8 She indeed who was given to Adam as a help meet for him, because it was not good for man to be alone, instead of an assistant became an enemy, and instead of a yoke-fellow, an opponent, and beguiling the man by means of pleasure, estranged him through the tree of knowledge from the tree of life. But she who was given by God to my father became not only, as is less wonderful, his assistant, but even his leader, drawing him on by her influence in deed and word to the highest excellence; judging it best in all other respects to be overruled by her husband according to the law of marriage, but not being ashamed, in regard of piety, even to offer herself as his teacher.
Admirable indeed as was this conduct of hers, it was still more admirable that he should readily acquiesce in it. She is a woman who while others have been honoured and extolled for natural and artificial beauty, has acknowledged but one kind of beauty, that of the soul, and the preservation, or the restoration as far as possible, of the Divine image. Pigments and devices for adornment she has rejected as worthy of women on the stage. The only genuine form of noble birth she recognized is piety, and the knowledge of whence we are sprung and whither we are tending.

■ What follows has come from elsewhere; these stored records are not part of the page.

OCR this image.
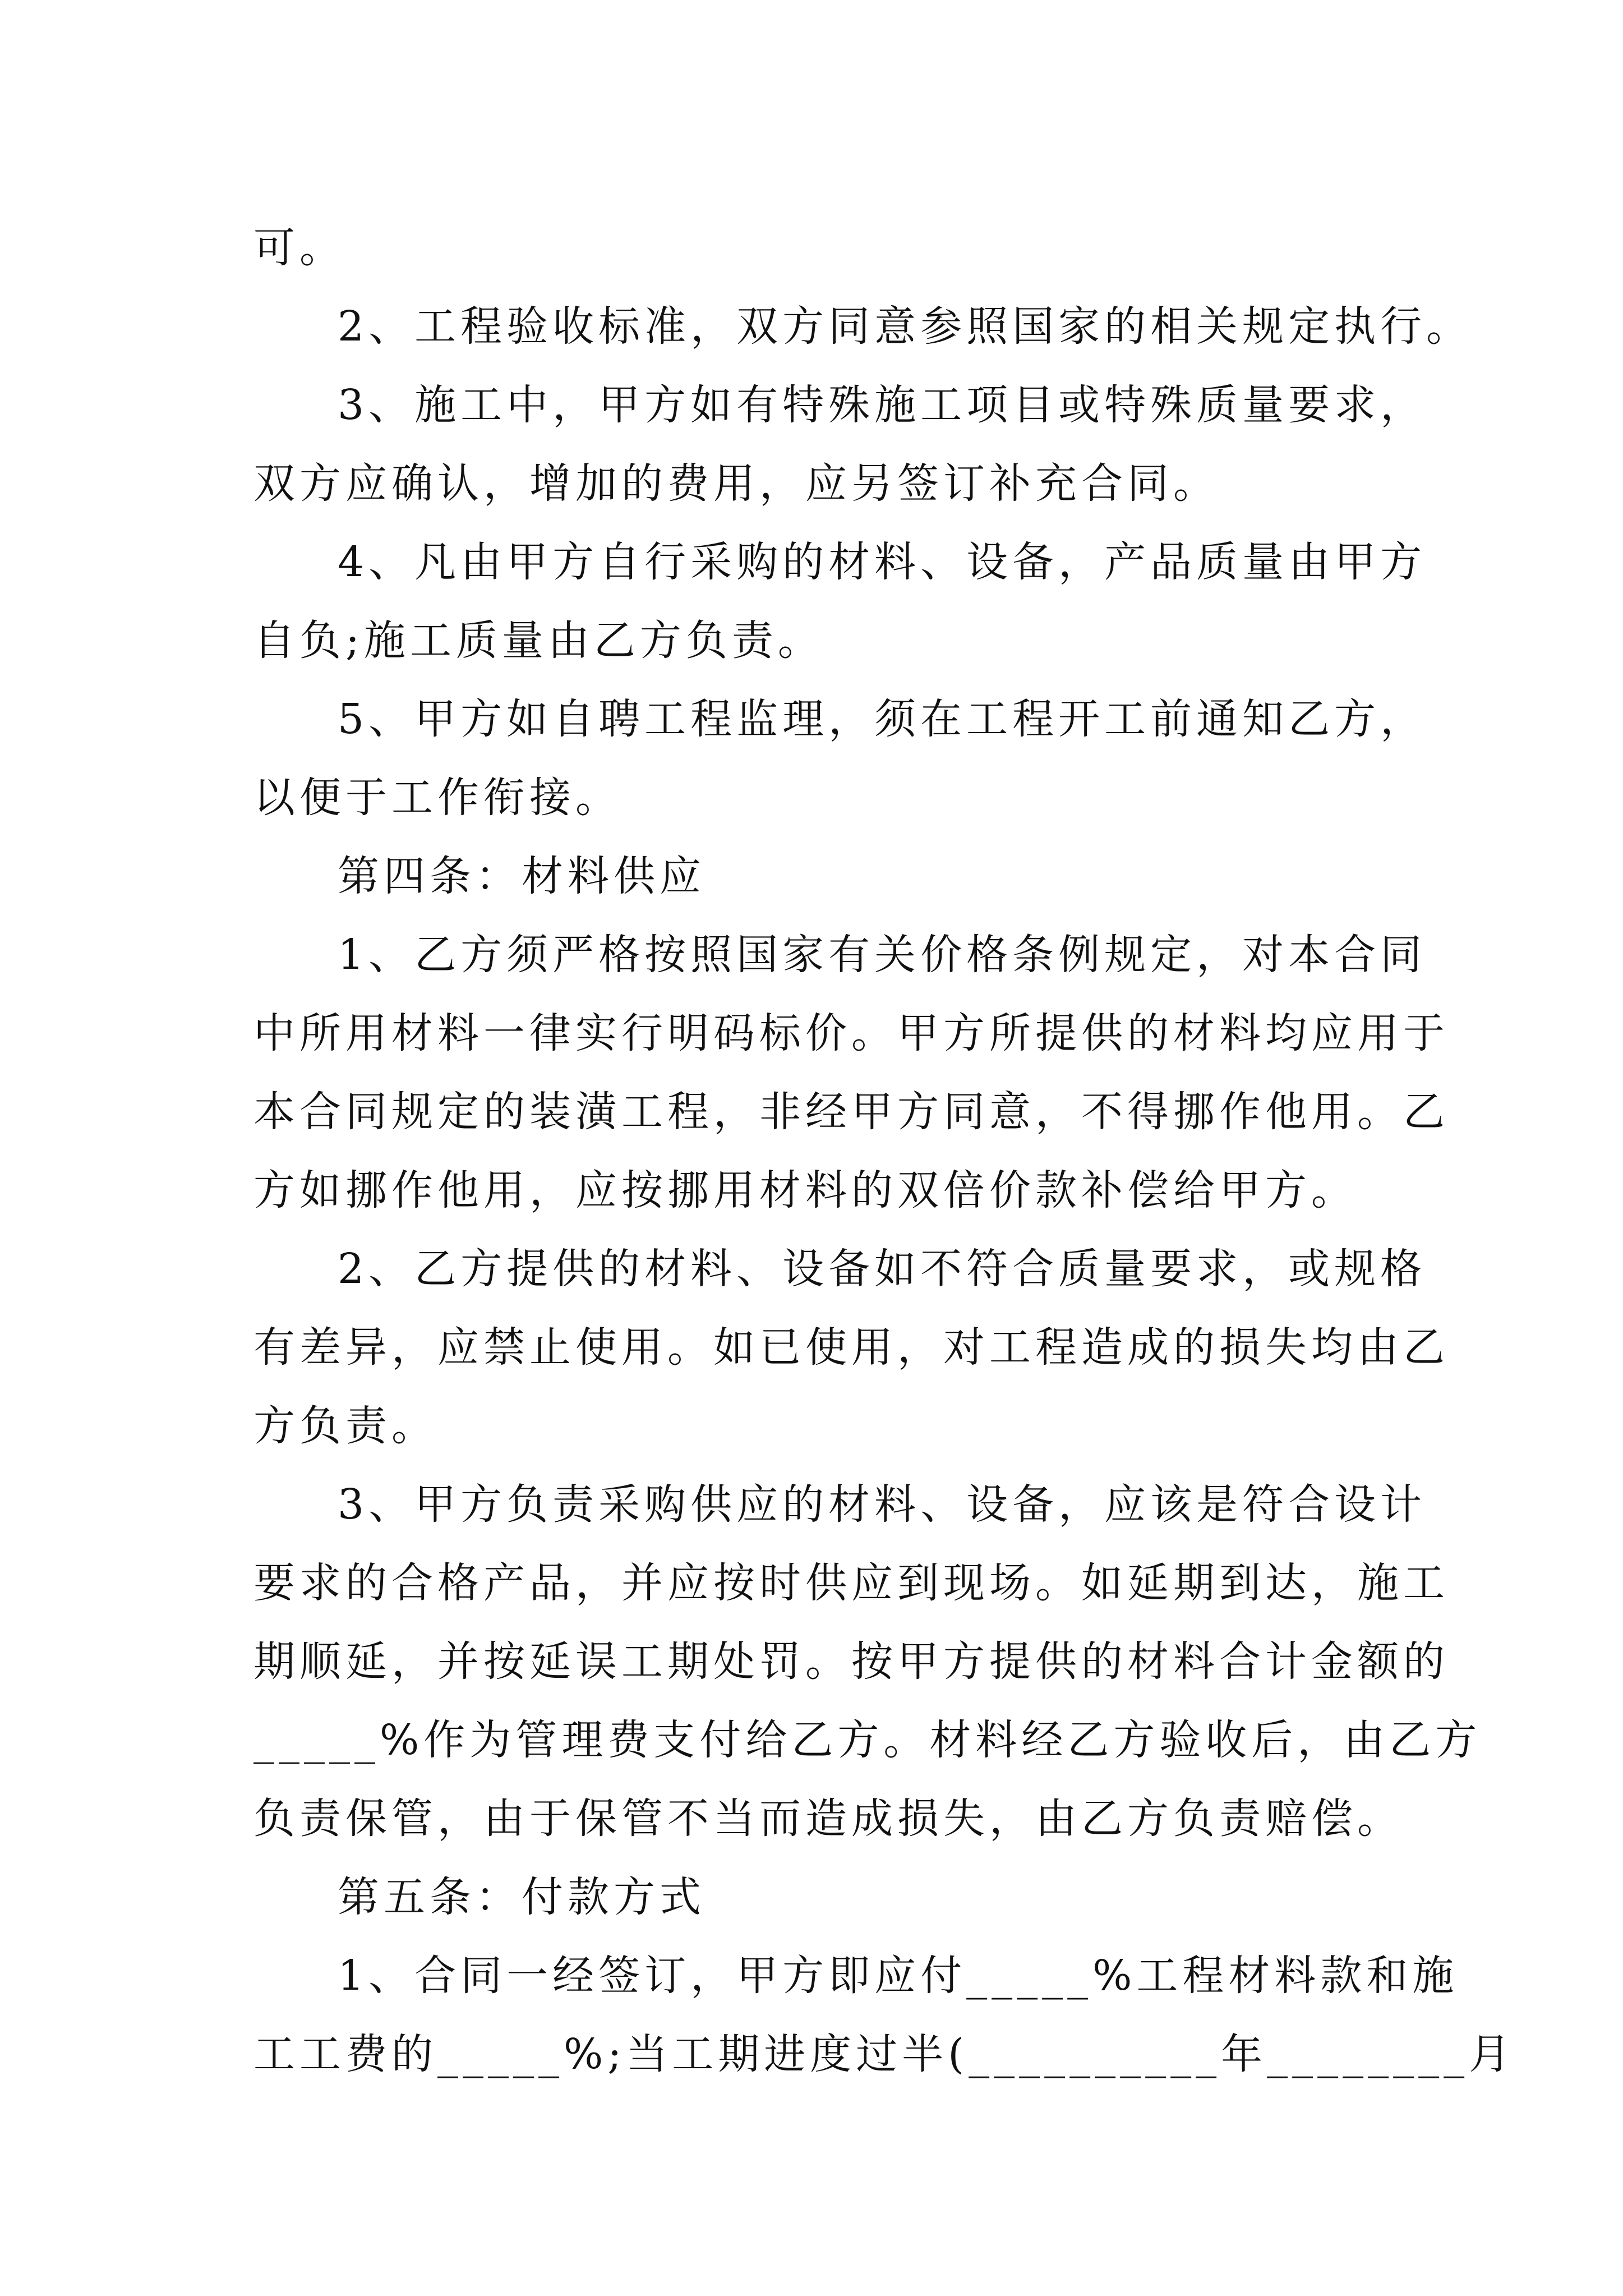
可。
2、工程验收标准，双方同意参照国家的相关规定执行。
3、施工中，甲方如有特殊施工项目或特殊质量要求，
双方应确认，增加的费用，应另签订补充合同。
4、凡由甲方自行采购的材料、设备，产品质量由甲方
自负;施工质量由乙方负责。
5、甲方如自聘工程监理，须在工程开工前通知乙方，
以便于工作衔接。
第四条：材料供应
1、乙方须严格按照国家有关价格条例规定，对本合同
中所用材料一律实行明码标价。甲方所提供的材料均应用于
本合同规定的装潢工程，非经甲方同意，不得挪作他用。乙
方如挪作他用，应按挪用材料的双倍价款补偿给甲方。
2、乙方提供的材料、设备如不符合质量要求，或规格
有差异，应禁止使用。如已使用，对工程造成的损失均由乙
方负责。
3、甲方负责采购供应的材料、设备，应该是符合设计
要求的合格产品，并应按时供应到现场。如延期到达，施工
期顺延，并按延误工期处罚。按甲方提供的材料合计金额的
_____%作为管理费支付给乙方。材料经乙方验收后，由乙方
负责保管，由于保管不当而造成损失，由乙方负责赔偿。
第五条：付款方式
1、合同一经签订，甲方即应付_____%工程材料款和施
工工费的_____%;当工期进度过半(__________年________月
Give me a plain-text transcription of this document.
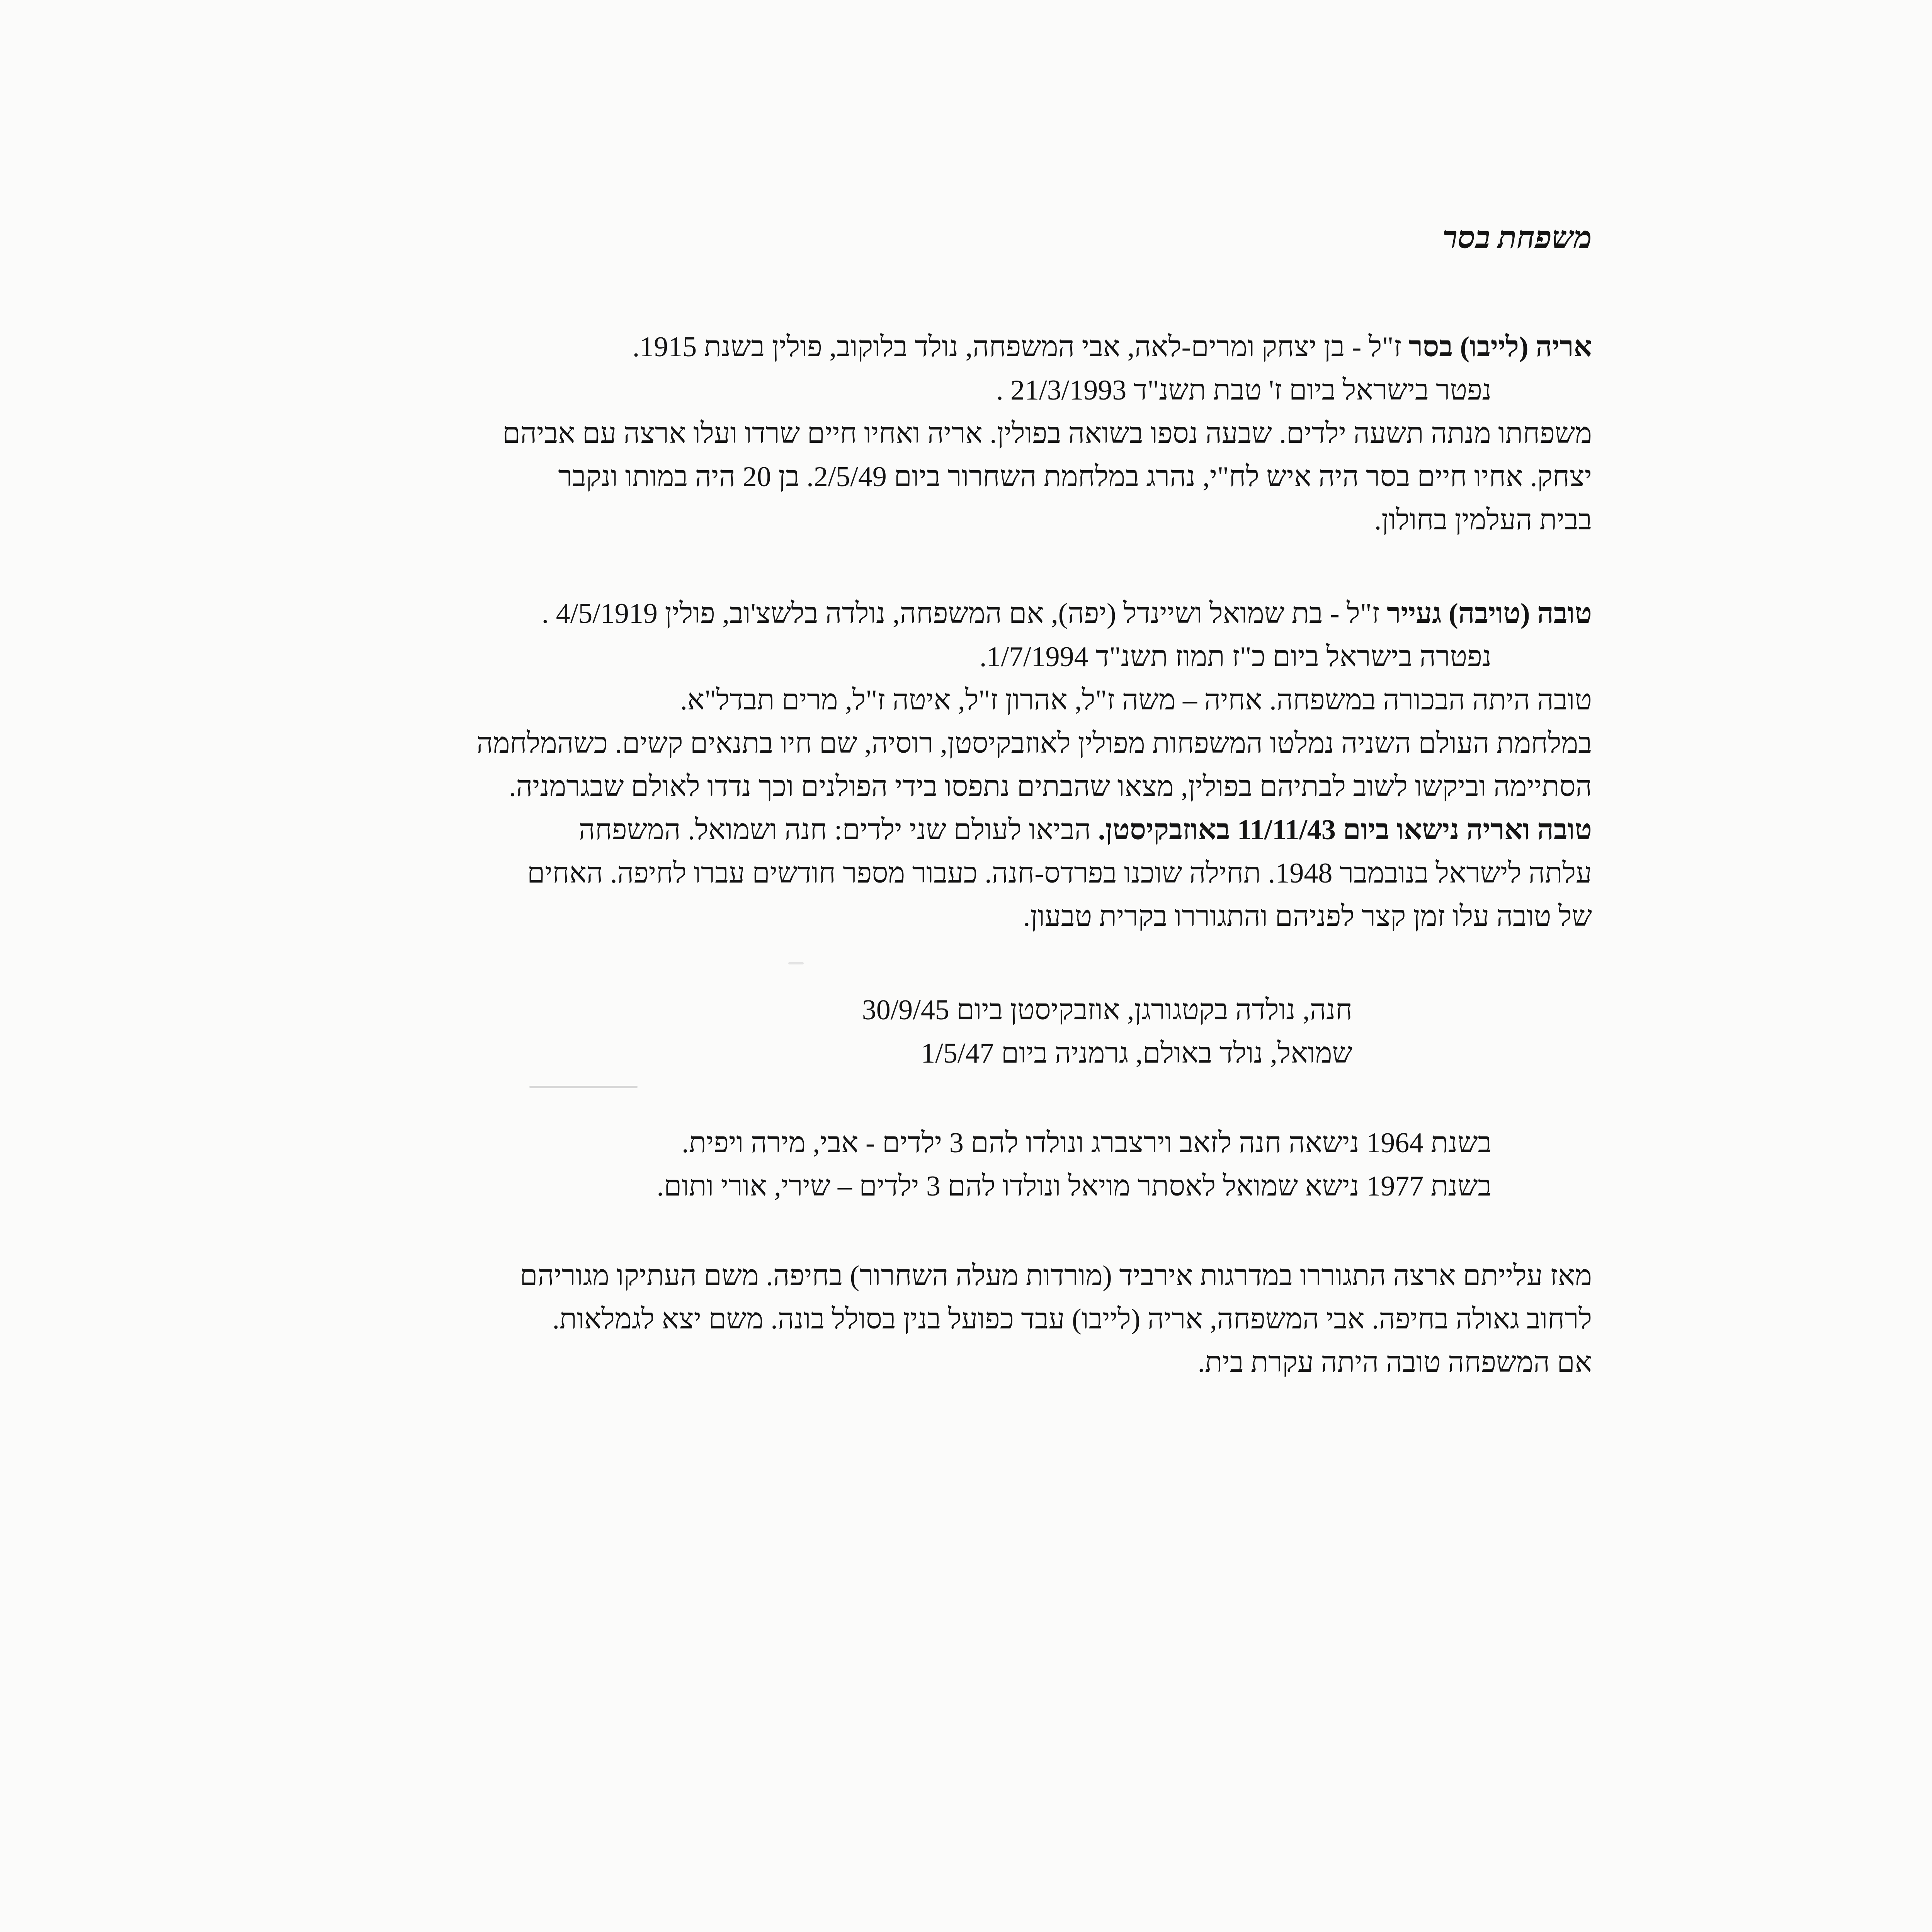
משפחת בסר
אריה (לייבו) בסר ז"ל - בן יצחק ומרים-לאה, אבי המשפחה, נולד בלוקוב, פולין בשנת 1915.
נפטר בישראל ביום ז' טבת תשנ"ד 21/3/1993 .
משפחתו מנתה תשעה ילדים. שבעה נספו בשואה בפולין. אריה ואחיו חיים שרדו ועלו ארצה עם אביהם
יצחק. אחיו חיים בסר היה איש לח"י, נהרג במלחמת השחרור ביום 2/5/49. בן 20 היה במותו ונקבר
בבית העלמין בחולון.
טובה (טויבה) געייר ז"ל - בת שמואל ושיינדל (יפה), אם המשפחה, נולדה בלשצ'וב, פולין 4/5/1919 .
נפטרה בישראל ביום כ"ז תמוז תשנ"ד 1/7/1994.
טובה היתה הבכורה במשפחה. אחיה – משה ז"ל, אהרון ז"ל, איטה ז"ל, מרים תבדל"א.
במלחמת העולם השניה נמלטו המשפחות מפולין לאוזבקיסטן, רוסיה, שם חיו בתנאים קשים. כשהמלחמה
הסתיימה וביקשו לשוב לבתיהם בפולין, מצאו שהבתים נתפסו בידי הפולנים וכך נדדו לאולם שבגרמניה.
טובה ואריה נישאו ביום 11/11/43 באוזבקיסטן. הביאו לעולם שני ילדים: חנה ושמואל. המשפחה
עלתה לישראל בנובמבר 1948. תחילה שוכנו בפרדס-חנה. כעבור מספר חודשים עברו לחיפה. האחים
של טובה עלו זמן קצר לפניהם והתגוררו בקרית טבעון.
חנה, נולדה בקטגורגן, אוזבקיסטן ביום 30/9/45
שמואל, נולד באולם, גרמניה ביום 1/5/47
בשנת 1964 נישאה חנה לזאב וירצברג ונולדו להם 3 ילדים - אבי, מירה ויפית.
בשנת 1977 נישא שמואל לאסתר מויאל ונולדו להם 3 ילדים – שירי, אורי ותום.
מאז עלייתם ארצה התגוררו במדרגות אירביד (מורדות מעלה השחרור) בחיפה. משם העתיקו מגוריהם
לרחוב גאולה בחיפה. אבי המשפחה, אריה (לייבו) עבד כפועל בנין בסולל בונה. משם יצא לגמלאות.
אם המשפחה טובה היתה עקרת בית.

The only safe and inviolable form of wealth is, she considered, to strip oneself of wealth for God and the poor, and especially for those of our own kin who are unfortunate; and such help only as is necessary, she held to be rather a reminder, than a relief of their distress, while a more liberal beneficence brings stable honour and most perfect consolation. Some women have excelled in thrifty management, others in piety, while she, difficult as it is to unite the two virtues, has surpassed all in both of them, both by her eminence in each, and by the fact that she alone has combined them together.
To as great a degree has she, by her care and skill, secured the prosperity of her household, according to the injunctions and laws of Solomon as to the valiant woman, as if she had had no knowledge of piety; and she applied herself to God and Divine things as closely as if absolutely released from household cares, allowing neither branch of her duty to interfere with the other, but rather making each of them support the other.